Stephen Eisele, vice president of Space Services Inc., a NASA contractor for Sunjammer, says that the broader goal of the project is to “enable all of us to go to outer space.” NASA’s mission manager, Ron Unger, calls the project “game changing technology” that could pave the way for a new approach to space travel.

The Sunjammer, which is roughly the size of a dishwasher, will be released into space from a Falcon rocket once it’s nearly a million miles from earth. It will then deploy advanced solar sail technology that uses radiation pressure from gasses emitted by the sun to propel itself. It will “morph — much like a butterfly – into a Space Shuttle-sized ship capable of maneuvering solely by riding the photonic pressure of the Sun,” says Nathan Barnes, president of Sunjammer team leader L’Garde Inc. These technologies are relatively low-cost and can operate for long periods of time. They’re also relatively uncomplicated to power and could be reused for different missions.

Clarke first got the idea of sending his DNA into outer space back in 1999 for the Team Encounter project.
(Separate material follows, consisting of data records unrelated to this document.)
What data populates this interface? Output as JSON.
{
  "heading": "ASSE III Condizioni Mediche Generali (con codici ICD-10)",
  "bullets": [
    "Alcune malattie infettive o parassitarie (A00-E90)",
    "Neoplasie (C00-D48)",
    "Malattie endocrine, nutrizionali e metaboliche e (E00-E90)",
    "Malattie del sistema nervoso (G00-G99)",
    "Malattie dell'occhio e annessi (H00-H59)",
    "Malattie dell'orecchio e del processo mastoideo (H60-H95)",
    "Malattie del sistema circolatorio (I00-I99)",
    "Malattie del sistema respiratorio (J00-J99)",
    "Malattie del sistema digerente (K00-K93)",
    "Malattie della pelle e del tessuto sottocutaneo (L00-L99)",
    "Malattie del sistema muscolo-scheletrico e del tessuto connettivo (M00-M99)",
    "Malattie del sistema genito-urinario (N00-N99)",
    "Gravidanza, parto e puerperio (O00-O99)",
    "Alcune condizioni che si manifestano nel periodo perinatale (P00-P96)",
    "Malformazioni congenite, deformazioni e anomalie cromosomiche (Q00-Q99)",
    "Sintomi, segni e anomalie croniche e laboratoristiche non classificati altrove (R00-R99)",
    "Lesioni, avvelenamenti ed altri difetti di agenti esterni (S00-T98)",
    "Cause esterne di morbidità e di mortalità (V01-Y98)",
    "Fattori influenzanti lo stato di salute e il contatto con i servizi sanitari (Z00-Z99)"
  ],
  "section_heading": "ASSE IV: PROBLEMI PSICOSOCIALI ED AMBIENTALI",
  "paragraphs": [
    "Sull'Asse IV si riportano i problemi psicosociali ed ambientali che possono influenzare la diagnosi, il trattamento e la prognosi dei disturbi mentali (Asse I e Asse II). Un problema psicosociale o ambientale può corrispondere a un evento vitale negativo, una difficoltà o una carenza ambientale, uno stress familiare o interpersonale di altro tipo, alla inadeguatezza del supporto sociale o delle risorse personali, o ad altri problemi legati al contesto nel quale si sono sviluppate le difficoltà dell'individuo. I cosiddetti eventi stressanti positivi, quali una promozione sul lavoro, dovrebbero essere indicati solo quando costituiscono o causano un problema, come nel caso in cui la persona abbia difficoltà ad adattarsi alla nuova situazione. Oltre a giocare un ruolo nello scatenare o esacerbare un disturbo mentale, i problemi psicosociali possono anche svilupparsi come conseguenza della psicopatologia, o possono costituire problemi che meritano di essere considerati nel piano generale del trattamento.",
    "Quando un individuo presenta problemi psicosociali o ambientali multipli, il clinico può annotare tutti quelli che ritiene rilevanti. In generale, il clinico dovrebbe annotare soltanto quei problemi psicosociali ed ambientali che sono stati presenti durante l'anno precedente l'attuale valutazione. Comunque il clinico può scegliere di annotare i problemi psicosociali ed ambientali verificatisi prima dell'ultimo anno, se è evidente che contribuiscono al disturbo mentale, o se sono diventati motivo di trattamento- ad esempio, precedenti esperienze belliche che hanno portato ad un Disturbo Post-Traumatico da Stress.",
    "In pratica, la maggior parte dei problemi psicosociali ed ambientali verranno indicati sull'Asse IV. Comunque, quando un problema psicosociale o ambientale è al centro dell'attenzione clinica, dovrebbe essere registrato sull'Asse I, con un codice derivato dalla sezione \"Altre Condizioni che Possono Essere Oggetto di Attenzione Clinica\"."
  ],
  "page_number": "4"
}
He gave a single strand of hair, saying, “I’d give you more, but I don’t have anything to spare.” Team Encounter, who sent the sample out on a brief suborbital space journey back in 2007, has hung on to Clarke’s DNA ever since.

The idea, though, is much older than that. Back in 1610, Johannes Kepler wrote a letter to Galileo suggesting harnessing sunlight to power spacecraft. “There will be some who will brave even that void,” Kepler wrote in a letter. Kepler, Galileo, and Clarke would all approve of the Sunjammer. And the rest of us, especially those of us who sorely miss Clarke’s work and insight, can daydream about the possibility that some kind of advanced alien civilization could reconstruct Clarke’s genetic code.

Even Clarke himself entertained such thoughts. In a note with the DNA sample he provided, Clarke wrote, “Farewell, my clone.”